Dans cette œuvre qui sonde la vie de chacun, l'Helikon Opera est parvenu à mettre l'accent sur les priorités du compositeur et de l'écrivain (Poulenc-Bernanos) en s'emparant des grands thèmes qui régissent notre vie et en réalisant une œuvre bouleversante.
L'action se situe au cœur de la Révolution française. Elle démarre d'une manière abrupte lorsque Blanche de la Force annonce à son père qu'elle veut entrer au Carmel. Le doute s'empare immédiatement de la salle. Pourquoi cette jeune et noble fille veut-elle devenir novice? Les raisons de sa décision sont inconnues, mais il ne s'agit certainement pas de vocation. Son père lui assène d'ailleurs: «On ne quitte pas le monde par dépit.» Voyant plus tard ses compagnes faire le vœu de martyr, elle prendra peur et s'enfuira, mais pour revenir dès qu'elle les verra, par la suite, monter sur l'échafaud en entonnant le Salve Regina. La foi ressemblerait-elle donc à ce mouvement de balancier oscillant selon les circonstances? Qui n'a jamais été saisi par cette peur de la mort, cette terreur qui sommeille au plus profond de l'être? Dans le premier acte, Blanche est un être craintif et le couvent apparaît pour elle comme un refuge. «Refuge»? En entendant ces mots, la mère prieure est scandalisée. La prière n'est pas un abri, mais un mode de vie.
Grandiose
En quelques tableaux, l'audience est immédiatement dans le feu de l'action. L'Helikon Opera ne cherche ni à dresser une fresque historique, ni à faire le procès de la Révolution qui, à l'époque, s'opposait au catholicisme, ni même à exploiter le lyrisme exacerbé. Fondateur de cet ensemble il y a une dizaine d'années, Dmitry Bertman n'a pour seul objectif que de démocratiser l'opéra car, dit-il, «c'est un spectacle d'émotions et celles-ci n'ont pas de barrières ni de frontières».
Découpée en trois actes et douze tableaux, l'œuvre ne joue pas sur le pathos, mais plutôt sur le réalisme de la vie. Le metteur en scène a su déceler les subtilités de ce sujet difficile, qui comporte néanmoins certains pièges. Ainsi, pas de chants grégoriens, mais simplement des motets de Poulenc; pas trop de génuflexions ou de cierges allumés, mais une simple statuette que les religieuses se transmettent comme un porte-bonheur, une amulette et enfin pas de fioritures dans le décor, mais une grande et simple croix creuse qui occupe la scène en la découpant comme une lame, et qui change de couleurs et de formes selon les tableaux. Cette croix n'est pas simplement objet, elle représente également une sorte d'acteur principal passif et silencieux.
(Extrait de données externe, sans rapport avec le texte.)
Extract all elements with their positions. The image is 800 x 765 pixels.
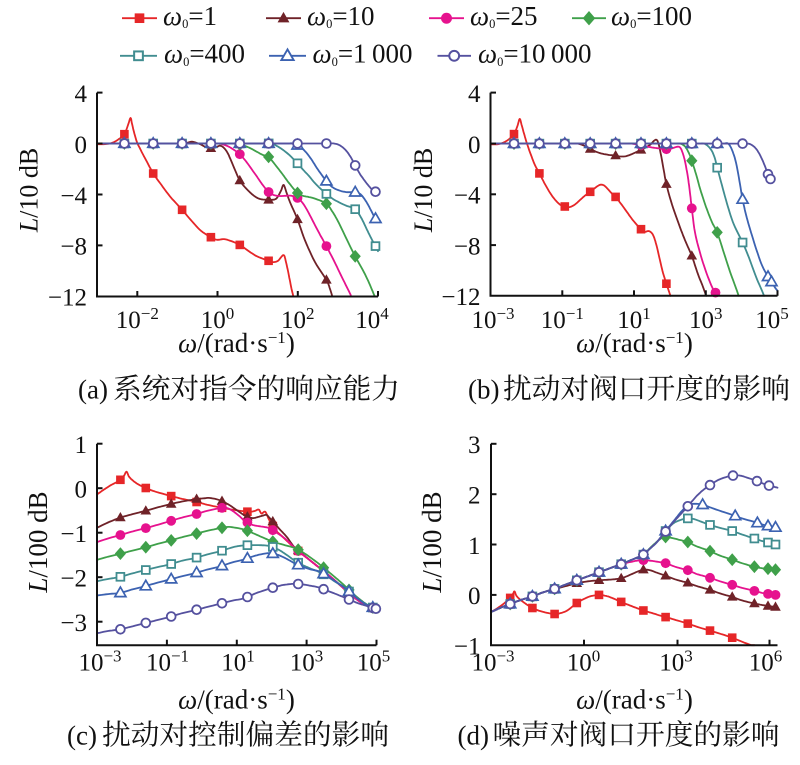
svg-text:L/10 dB: L/10 dB [409,148,438,234]
svg-text:(d): (d) [458,721,489,751]
svg-text:2: 2 [468,483,481,510]
svg-text:(c): (c) [67,721,97,751]
svg-text:4: 4 [75,81,88,108]
svg-text:−8: −8 [60,234,87,261]
svg-text:ω0=25: ω0=25 [470,1,538,31]
svg-text:(b): (b) [468,375,499,405]
svg-text:0: 0 [468,583,481,610]
svg-text:ω/(rad·s−1): ω/(rad·s−1) [178,685,295,715]
svg-text:ω0=400: ω0=400 [164,39,245,69]
svg-text:L/100 dB: L/100 dB [417,491,447,593]
svg-text:−3: −3 [60,610,87,637]
svg-text:ω0=1: ω0=1 [163,1,217,31]
svg-text:ω0=100: ω0=100 [611,1,692,31]
svg-text:L/10 dB: L/10 dB [15,148,44,234]
svg-text:ω/(rad·s−1): ω/(rad·s−1) [576,328,693,358]
svg-text:−1: −1 [454,634,481,661]
svg-text:1: 1 [468,533,481,560]
svg-text:10−2: 10−2 [116,304,159,334]
svg-text:−12: −12 [441,284,480,311]
svg-text:−8: −8 [454,233,481,260]
svg-text:ω0=10: ω0=10 [307,1,375,31]
svg-text:0: 0 [75,477,88,504]
svg-text:L/100 dB: L/100 dB [23,491,53,593]
svg-text:−4: −4 [60,183,87,210]
svg-text:4: 4 [468,81,481,108]
svg-text:−2: −2 [60,566,87,593]
svg-text:0: 0 [75,132,88,159]
svg-text:ω0=1 000: ω0=1 000 [313,39,413,69]
svg-text:10−1: 10−1 [541,304,584,334]
svg-text:−12: −12 [48,285,87,312]
svg-text:ω0=10 000: ω0=10 000 [478,39,591,69]
svg-text:−4: −4 [454,183,481,210]
svg-text:3: 3 [468,432,481,459]
svg-text:−1: −1 [60,521,87,548]
svg-text:(a): (a) [78,375,108,405]
svg-text:1: 1 [75,432,88,459]
svg-text:0: 0 [468,132,481,159]
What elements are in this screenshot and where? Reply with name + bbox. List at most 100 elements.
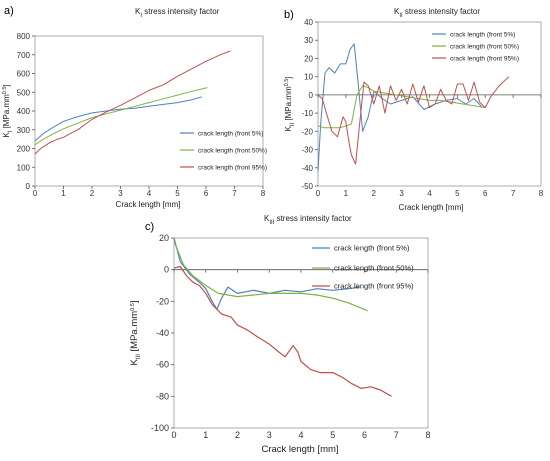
y-label-superscript: 0.5 xyxy=(2,87,8,95)
x-tick-label: 8 xyxy=(539,189,544,198)
title-rest: stress intensity factor xyxy=(274,214,352,223)
chart-title: KII stress intensity factor xyxy=(394,7,480,19)
x-tick-label: 2 xyxy=(372,189,377,198)
legend-entry: crack length (front 95%) xyxy=(334,282,414,291)
y-tick-label: 40 xyxy=(304,18,313,27)
plot-border xyxy=(317,21,542,187)
x-tick-label: 6 xyxy=(204,189,209,198)
x-tick-label: 8 xyxy=(425,430,430,440)
legend-entry: crack length (front 5%) xyxy=(198,131,263,138)
title-subscript: II xyxy=(399,13,403,19)
y-label-subscript: I xyxy=(8,130,14,132)
y-tick-label: -10 xyxy=(301,109,313,118)
x-tick-label: 7 xyxy=(394,430,399,440)
legend: crack length (front 5%) crack length (fro… xyxy=(312,244,414,291)
series-line-3 xyxy=(317,76,510,165)
x-tick-label: 3 xyxy=(399,189,404,198)
title-main: K xyxy=(135,7,141,16)
y-tick-label: 400 xyxy=(17,107,31,116)
legend-entry: crack length (front 50%) xyxy=(334,264,414,273)
legend-entry: crack length (front 95%) xyxy=(450,56,519,63)
series-line-2 xyxy=(317,85,486,129)
x-tick-label: 6 xyxy=(362,430,367,440)
title-subscript: III xyxy=(269,220,274,226)
y-label-subscript: III xyxy=(136,354,142,359)
x-axis-label: Crack length [mm] xyxy=(399,203,464,212)
x-tick-label: 2 xyxy=(90,189,95,198)
y-label-main: K xyxy=(129,358,140,365)
x-tick-label: 4 xyxy=(147,189,152,198)
legend: crack length (front 5%) crack length (fro… xyxy=(180,131,267,172)
x-tick-label: 7 xyxy=(511,189,516,198)
series-line-1 xyxy=(34,96,202,142)
legend-entry: crack length (front 95%) xyxy=(198,165,267,172)
y-tick-label: 300 xyxy=(17,126,31,135)
legend-entry: crack length (front 5%) xyxy=(450,32,515,39)
series-line-1 xyxy=(173,237,360,310)
title-rest: stress intensity factor xyxy=(403,7,481,16)
y-label-main: K xyxy=(2,132,11,138)
y-tick-label: 700 xyxy=(17,51,31,60)
y-label-superscript: 0.5 xyxy=(284,79,290,87)
x-tick-label: 4 xyxy=(298,430,303,440)
y-tick-label: -50 xyxy=(301,182,313,191)
x-tick-label: 2 xyxy=(235,430,240,440)
title-main: K xyxy=(394,7,400,16)
y-label-rest: [MPa.mm xyxy=(129,311,140,354)
y-label-main: K xyxy=(284,126,293,132)
x-tick-label: 1 xyxy=(344,189,349,198)
y-axis-label: KII [MPa.mm0.5] xyxy=(284,76,296,131)
series-line-3 xyxy=(34,50,231,155)
x-tick-label: 4 xyxy=(427,189,432,198)
y-tick-label: 0 xyxy=(309,91,314,100)
x-tick-label: 5 xyxy=(455,189,460,198)
y-label-end: ] xyxy=(284,76,293,78)
legend-entry: crack length (front 50%) xyxy=(450,44,519,51)
y-axis-label: KI [MPa.mm0.5] xyxy=(2,84,14,137)
series-line-2 xyxy=(34,87,208,146)
chart-title: KIII stress intensity factor xyxy=(264,214,352,226)
title-rest: stress intensity factor xyxy=(142,7,220,16)
plot-border xyxy=(34,35,264,187)
title-subscript: I xyxy=(140,13,142,19)
y-label-rest: [MPa.mm xyxy=(2,94,11,131)
y-tick-label: -80 xyxy=(156,391,169,401)
y-tick-label: 100 xyxy=(17,163,31,172)
panel-label: c) xyxy=(145,221,154,233)
y-tick-label: -40 xyxy=(301,164,313,173)
x-tick-label: 3 xyxy=(118,189,123,198)
x-tick-label: 0 xyxy=(171,430,176,440)
x-tick-label: 0 xyxy=(316,189,321,198)
y-tick-label: 20 xyxy=(159,233,169,243)
x-axis-label: Crack length [mm] xyxy=(261,444,338,455)
y-tick-label: -100 xyxy=(151,423,169,433)
panel-label: a) xyxy=(4,5,14,17)
y-tick-label: 800 xyxy=(17,32,31,41)
x-axis-label: Crack length [mm] xyxy=(116,200,181,209)
x-tick-label: 6 xyxy=(483,189,488,198)
y-tick-label: -40 xyxy=(156,328,169,338)
y-tick-label: 20 xyxy=(304,54,313,63)
y-tick-label: 200 xyxy=(17,145,31,154)
y-tick-label: -60 xyxy=(156,360,169,370)
x-tick-label: 3 xyxy=(267,430,272,440)
y-tick-label: 500 xyxy=(17,88,31,97)
x-tick-label: 8 xyxy=(261,189,266,198)
x-tick-label: 5 xyxy=(175,189,180,198)
y-tick-label: 10 xyxy=(304,73,313,82)
y-label-superscript: 0.5 xyxy=(130,303,136,311)
title-main: K xyxy=(264,214,270,223)
y-label-subscript: II xyxy=(290,123,296,127)
y-tick-label: 600 xyxy=(17,70,31,79)
y-tick-label: -20 xyxy=(301,127,313,136)
series-line-2 xyxy=(173,240,368,312)
y-tick-label: 0 xyxy=(164,265,169,275)
x-tick-label: 1 xyxy=(61,189,66,198)
y-label-end: ] xyxy=(2,84,11,86)
legend-entry: crack length (front 5%) xyxy=(334,244,410,253)
y-tick-label: -30 xyxy=(301,146,313,155)
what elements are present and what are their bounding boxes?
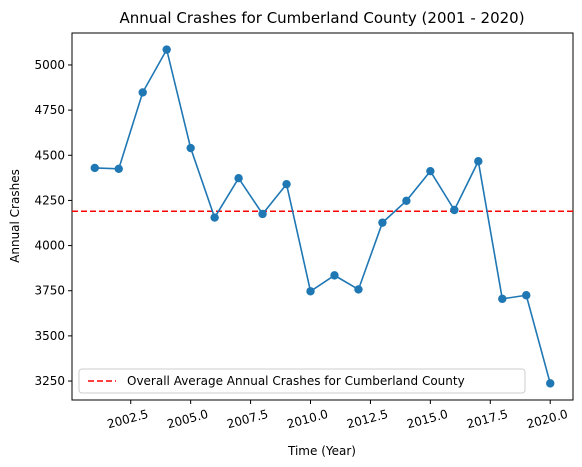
y-tick-label: 4000 xyxy=(34,239,65,253)
plot-area xyxy=(71,32,574,401)
data-point xyxy=(114,164,123,174)
data-point xyxy=(378,218,387,227)
data-point xyxy=(426,166,435,176)
x-axis: 2002.5 2005.0 2007.5 2010.0 2012.5 2015.0 2017… xyxy=(106,400,569,431)
series-line xyxy=(94,47,551,384)
y-tick-label: 3750 xyxy=(34,284,65,298)
data-point xyxy=(306,287,315,296)
x-tick-label: 2007.5 xyxy=(225,407,269,431)
y-axis-title: Annual Crashes xyxy=(8,169,22,263)
y-tick-label: 4250 xyxy=(34,193,65,207)
data-point xyxy=(258,209,267,219)
y-tick-label: 4750 xyxy=(34,103,65,117)
data-point xyxy=(330,271,339,280)
y-tick-label: 5000 xyxy=(34,58,65,72)
y-tick-label: 3250 xyxy=(34,374,65,388)
legend-label: Overall Average Annual Crashes for Cumbe… xyxy=(127,374,465,388)
x-tick-label: 2010.0 xyxy=(285,407,329,431)
x-tick-label: 2005.0 xyxy=(166,407,210,431)
data-point xyxy=(498,294,507,304)
series-group xyxy=(90,45,555,388)
data-point xyxy=(282,179,291,189)
plot-frame xyxy=(71,32,574,401)
y-axis: 3250 3500 3750 4000 4250 4500 4750 5000 xyxy=(34,58,72,388)
data-point xyxy=(402,196,411,205)
data-point xyxy=(138,88,147,97)
data-point xyxy=(474,157,483,166)
data-point xyxy=(522,291,531,300)
x-tick-label: 2020.0 xyxy=(525,407,569,431)
y-tick-label: 4500 xyxy=(34,148,65,162)
data-point xyxy=(90,163,99,173)
x-tick-label: 2017.5 xyxy=(465,407,509,431)
y-tick-label: 3500 xyxy=(34,329,65,343)
x-tick-label: 2002.5 xyxy=(106,407,150,431)
data-point xyxy=(450,205,459,215)
legend: Overall Average Annual Crashes for Cumbe… xyxy=(78,368,526,394)
data-point xyxy=(234,174,243,183)
data-point xyxy=(210,213,219,222)
data-point xyxy=(354,285,363,294)
x-tick-label: 2015.0 xyxy=(405,407,449,431)
data-point xyxy=(546,379,555,388)
chart-title: Annual Crashes for Cumberland County (20… xyxy=(119,9,524,27)
data-point xyxy=(162,45,171,54)
x-axis-title: Time (Year) xyxy=(287,444,356,458)
legend-box xyxy=(78,368,526,394)
x-tick-label: 2012.5 xyxy=(345,407,389,431)
data-point xyxy=(186,143,195,153)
C'est en effet autour de cette croix que se déroulera, durant plus de deux heures, la dramaturgie du Dialogue des carmélites. Avec un style épuré mais puissant, le texte servi par ce bon ensemble sur scène (plus d'une trentaine de personnes) et un très bon orchestre (une trentaine d'artistes) n'emmène pas le public par quatre chemins. Il l'interroge directement sur les grandes lignes de la vie. Qu'est-ce que la foi? Qu'est-elle à l'épreuve de la mort? Qu'est-ce que la peur et, enfin, qui est-on devant la mort? Même la mère supérieure dans une performance mémorable, après trente ans d'exemplarité conventuelle, va délirer. Elle a peur de la Grande Faucheuse.
Qui est-on réellement? Quel genre de foi vivons-nous? Mystique, joyeuse, comme celle de sœur Constance, troublée, comme celle de Blanche? L'œuvre est aussi et surtout une méditation sur la bonne mort et sur la grâce. Y a-t-il une mort façonnée pour chacun? Quoique difficiles à aborder, ces thèmes et ces interrogations (évoquant l'essence de la religion chrétienne, à savoir le sens du martyre et le mont des Oliviers de chacun) sont véhiculés par une texture de chants purs et nets et des prestations remarquables. Les caractères des onze carmélites ainsi que des autres protagonistes sont finement brossés, car ils ne sont qu'archétypes représentant le genre humain.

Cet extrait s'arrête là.